Thin slices poached in stock are served with dips of ponzu (citrus and soy sauce) and spicy miso. The meaty stock is eventually poured onto soft noodles and spiked with yuzu (Japanese citron) and ginger. Heaven. Wagyu beef, the intensely marbled meat similar to Kobe but available outside Japan, was grilled and served with an intricate anticucho sauce where chilli paste is let down with sake, and herbs, spices and oil added.

Tiny oysters with jalapeno salsa, sweet shrimp with caviar and octopus carpaccio with bottarga (sullied by the presence of lollo rosso) were also particularly memorable. I'll let the desserts speak for themselves: wild strawberry sake jelly; white chocolate with blackcurrant; chocolate granité; pinenut crunch; coconut delice, almond financier. In addition, a bento box of exquisite chocolates was offered.

One menu section is entitled Wood Oven. An aubergine steak with bonito flakes and cabbage steak with truffles were either undercooked in the first instance or charred in the case of the cabbage. A Peruvian-style skewer of chicken had a sauce that tasted of raw chilli powder. But these are minor quibbles in the face of excellent, imaginative salads, superb sashimi and jumbo asparagus with dried miso.

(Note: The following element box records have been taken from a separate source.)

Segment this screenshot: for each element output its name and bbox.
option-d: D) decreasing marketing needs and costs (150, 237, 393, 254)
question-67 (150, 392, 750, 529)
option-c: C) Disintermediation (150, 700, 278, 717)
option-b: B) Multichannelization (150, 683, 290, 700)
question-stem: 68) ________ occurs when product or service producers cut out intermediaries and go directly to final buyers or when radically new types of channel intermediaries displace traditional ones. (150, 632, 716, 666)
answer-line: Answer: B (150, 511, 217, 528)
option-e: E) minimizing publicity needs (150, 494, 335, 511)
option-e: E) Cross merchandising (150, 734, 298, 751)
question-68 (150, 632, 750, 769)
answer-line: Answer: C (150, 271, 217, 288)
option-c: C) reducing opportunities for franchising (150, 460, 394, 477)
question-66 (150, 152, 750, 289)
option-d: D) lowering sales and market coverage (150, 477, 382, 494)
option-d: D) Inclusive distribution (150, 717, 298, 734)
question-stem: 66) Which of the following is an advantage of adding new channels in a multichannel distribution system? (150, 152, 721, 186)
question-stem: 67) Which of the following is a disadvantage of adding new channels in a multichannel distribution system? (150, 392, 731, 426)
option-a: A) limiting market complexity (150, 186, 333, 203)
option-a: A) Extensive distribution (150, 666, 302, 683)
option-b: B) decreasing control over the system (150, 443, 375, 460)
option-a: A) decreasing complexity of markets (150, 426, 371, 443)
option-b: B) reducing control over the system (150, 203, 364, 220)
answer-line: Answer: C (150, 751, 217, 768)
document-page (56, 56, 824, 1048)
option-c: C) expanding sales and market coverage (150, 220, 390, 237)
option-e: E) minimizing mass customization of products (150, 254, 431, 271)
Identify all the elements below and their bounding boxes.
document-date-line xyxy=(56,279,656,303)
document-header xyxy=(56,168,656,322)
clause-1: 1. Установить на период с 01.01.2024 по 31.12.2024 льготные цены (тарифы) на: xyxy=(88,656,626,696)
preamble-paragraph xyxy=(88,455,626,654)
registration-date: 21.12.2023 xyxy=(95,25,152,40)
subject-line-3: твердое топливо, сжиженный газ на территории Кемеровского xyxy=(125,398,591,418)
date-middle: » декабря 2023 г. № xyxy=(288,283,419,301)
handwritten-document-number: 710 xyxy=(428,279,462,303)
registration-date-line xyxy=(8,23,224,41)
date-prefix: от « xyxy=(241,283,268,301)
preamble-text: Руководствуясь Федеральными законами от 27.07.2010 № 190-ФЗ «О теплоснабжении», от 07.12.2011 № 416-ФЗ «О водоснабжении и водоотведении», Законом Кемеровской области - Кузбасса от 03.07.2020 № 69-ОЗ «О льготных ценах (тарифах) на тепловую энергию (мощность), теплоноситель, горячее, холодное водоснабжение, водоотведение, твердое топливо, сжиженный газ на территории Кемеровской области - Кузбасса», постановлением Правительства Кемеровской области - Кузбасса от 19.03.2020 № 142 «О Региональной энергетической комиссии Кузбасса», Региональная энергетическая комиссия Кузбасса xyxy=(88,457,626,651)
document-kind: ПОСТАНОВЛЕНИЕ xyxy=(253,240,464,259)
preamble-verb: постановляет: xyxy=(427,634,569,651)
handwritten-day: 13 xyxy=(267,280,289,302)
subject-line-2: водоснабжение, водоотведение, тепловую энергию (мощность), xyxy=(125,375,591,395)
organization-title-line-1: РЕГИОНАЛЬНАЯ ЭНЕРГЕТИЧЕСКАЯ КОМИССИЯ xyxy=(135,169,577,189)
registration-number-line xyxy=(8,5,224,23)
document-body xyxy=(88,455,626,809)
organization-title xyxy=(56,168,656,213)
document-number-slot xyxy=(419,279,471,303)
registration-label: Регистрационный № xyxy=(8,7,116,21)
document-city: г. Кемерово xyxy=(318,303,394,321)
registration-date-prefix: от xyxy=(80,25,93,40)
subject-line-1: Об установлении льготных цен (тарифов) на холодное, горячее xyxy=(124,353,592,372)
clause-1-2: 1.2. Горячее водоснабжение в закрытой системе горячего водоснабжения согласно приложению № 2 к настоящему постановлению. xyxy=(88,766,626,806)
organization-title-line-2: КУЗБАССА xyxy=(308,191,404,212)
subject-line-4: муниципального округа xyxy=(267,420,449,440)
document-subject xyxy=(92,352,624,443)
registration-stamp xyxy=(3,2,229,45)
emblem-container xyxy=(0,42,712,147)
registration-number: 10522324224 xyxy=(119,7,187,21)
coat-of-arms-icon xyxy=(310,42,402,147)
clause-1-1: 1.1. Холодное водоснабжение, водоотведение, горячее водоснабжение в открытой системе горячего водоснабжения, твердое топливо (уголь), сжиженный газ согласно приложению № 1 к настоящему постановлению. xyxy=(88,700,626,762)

The sake we drank from a frozen piece of bamboo was the driest, Hokusetsu Onikoroshi. This cost £16 for 300ml. Nobu's Favourites cost considerably more: £63-£140 for 500ml. In his book Nobu Now, the man himself stresses the importance of the happiness of staff and customers, hence those questionnaires. "The cooks, the staff and the customers together 'make music'," he rightly observes. That said, he's off in his private jet to plan the next Nobu.